Muitos gênios também tiveram aspectos nas suas personalidades, ou biografias questionáveis, a lista é bem longa. só que Abelardo Barbosa não era gênio, só um enorme sacana. Qual seu legado afinal? Duas frases pouco inspiradas (eu vim para confudir, não para explicar; quem não se comunica se trumbica), e figuras como João Kleber, Elke Maravilha, Sidney Magal, Rita Cadillac, Gretchen...

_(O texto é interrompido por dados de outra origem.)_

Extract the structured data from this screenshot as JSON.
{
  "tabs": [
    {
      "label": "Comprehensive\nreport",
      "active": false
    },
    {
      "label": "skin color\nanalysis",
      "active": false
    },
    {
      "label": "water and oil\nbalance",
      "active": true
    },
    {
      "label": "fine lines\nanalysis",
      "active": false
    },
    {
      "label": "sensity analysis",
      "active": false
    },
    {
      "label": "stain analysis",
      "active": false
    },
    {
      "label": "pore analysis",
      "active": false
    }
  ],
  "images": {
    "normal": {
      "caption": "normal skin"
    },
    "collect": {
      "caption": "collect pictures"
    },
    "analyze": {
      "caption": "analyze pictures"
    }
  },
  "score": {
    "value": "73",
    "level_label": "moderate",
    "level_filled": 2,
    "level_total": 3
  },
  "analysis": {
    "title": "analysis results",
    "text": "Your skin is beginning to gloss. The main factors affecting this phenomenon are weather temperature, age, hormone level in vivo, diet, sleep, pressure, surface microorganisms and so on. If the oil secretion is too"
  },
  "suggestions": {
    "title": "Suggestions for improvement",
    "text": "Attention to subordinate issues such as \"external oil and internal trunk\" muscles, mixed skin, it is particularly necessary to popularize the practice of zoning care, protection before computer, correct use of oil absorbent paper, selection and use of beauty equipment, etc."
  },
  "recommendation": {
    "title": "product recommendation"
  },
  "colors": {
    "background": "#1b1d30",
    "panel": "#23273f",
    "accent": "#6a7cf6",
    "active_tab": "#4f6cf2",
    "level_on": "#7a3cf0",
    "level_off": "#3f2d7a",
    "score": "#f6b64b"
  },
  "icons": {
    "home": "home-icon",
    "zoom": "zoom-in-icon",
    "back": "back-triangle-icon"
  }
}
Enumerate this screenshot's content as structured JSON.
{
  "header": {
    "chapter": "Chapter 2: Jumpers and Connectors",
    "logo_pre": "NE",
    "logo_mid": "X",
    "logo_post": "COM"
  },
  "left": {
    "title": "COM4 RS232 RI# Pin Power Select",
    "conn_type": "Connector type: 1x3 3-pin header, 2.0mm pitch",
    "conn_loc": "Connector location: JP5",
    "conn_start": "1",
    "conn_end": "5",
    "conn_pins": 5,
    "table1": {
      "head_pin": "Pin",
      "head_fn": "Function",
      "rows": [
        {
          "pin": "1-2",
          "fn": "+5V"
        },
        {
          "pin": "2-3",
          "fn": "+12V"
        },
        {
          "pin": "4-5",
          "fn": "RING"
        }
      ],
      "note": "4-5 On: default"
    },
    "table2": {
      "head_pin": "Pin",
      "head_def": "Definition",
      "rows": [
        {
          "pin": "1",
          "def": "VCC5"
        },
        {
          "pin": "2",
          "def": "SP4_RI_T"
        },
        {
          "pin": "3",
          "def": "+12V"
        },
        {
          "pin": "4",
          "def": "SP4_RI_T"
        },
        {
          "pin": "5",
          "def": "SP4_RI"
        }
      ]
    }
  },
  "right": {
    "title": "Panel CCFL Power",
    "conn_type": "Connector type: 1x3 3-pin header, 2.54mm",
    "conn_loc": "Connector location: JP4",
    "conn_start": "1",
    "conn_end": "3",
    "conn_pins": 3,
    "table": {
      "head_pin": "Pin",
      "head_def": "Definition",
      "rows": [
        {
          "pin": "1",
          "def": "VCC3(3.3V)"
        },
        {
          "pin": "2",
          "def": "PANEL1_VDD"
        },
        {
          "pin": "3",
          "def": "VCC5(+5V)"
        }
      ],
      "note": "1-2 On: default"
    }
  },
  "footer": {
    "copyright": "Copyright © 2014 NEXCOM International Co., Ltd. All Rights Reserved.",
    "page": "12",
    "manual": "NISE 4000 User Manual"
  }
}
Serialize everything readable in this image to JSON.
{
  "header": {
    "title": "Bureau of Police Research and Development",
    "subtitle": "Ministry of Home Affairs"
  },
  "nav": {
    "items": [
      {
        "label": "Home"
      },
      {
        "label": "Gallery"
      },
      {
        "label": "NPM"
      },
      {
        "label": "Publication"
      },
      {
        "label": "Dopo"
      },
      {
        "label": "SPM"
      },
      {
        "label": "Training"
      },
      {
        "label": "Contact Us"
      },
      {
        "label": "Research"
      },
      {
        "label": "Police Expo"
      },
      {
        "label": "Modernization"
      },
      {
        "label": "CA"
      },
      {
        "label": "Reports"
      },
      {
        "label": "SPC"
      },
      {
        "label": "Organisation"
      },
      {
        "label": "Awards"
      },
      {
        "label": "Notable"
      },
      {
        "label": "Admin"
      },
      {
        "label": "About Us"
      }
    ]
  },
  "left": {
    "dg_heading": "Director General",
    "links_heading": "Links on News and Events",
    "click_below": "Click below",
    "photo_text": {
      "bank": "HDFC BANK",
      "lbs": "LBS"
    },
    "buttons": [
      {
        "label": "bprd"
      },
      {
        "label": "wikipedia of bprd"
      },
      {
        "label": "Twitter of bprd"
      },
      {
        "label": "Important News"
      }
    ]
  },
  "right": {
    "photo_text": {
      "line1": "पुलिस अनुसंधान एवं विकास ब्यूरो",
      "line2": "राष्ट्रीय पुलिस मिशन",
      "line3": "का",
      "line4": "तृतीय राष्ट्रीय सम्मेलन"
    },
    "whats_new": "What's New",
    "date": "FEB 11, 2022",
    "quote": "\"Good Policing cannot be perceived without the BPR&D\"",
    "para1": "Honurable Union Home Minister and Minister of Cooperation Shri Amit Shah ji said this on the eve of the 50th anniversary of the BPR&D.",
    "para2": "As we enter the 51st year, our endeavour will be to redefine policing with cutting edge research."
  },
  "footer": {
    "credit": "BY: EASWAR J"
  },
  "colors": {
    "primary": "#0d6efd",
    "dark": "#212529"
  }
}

Segunda história, mesmo século, meados dos ano 60's. De férias, o poeta João Cabral de Melo Neto visita amigos no Rio de Janeiro. No local, é anunciado que Chacrinha entrava. "Chacrinha, quem é Chacrinha?" perguntou João Cabral, que mesmo que pelo serviço no Itamaraty, atuava como cônsul em Barcelona, com um oceano de distância, era capaz de não saber quem chegava. Cruzando a mesa, Chacrinha solta um: "Cabral!!" a plenos pulmões. O outro responde: "Abelardo!" e se abraçam chorando. Explica-se: os dois foram colegas no Colégio Marista em Recife e não se viam há mais de trinta anos.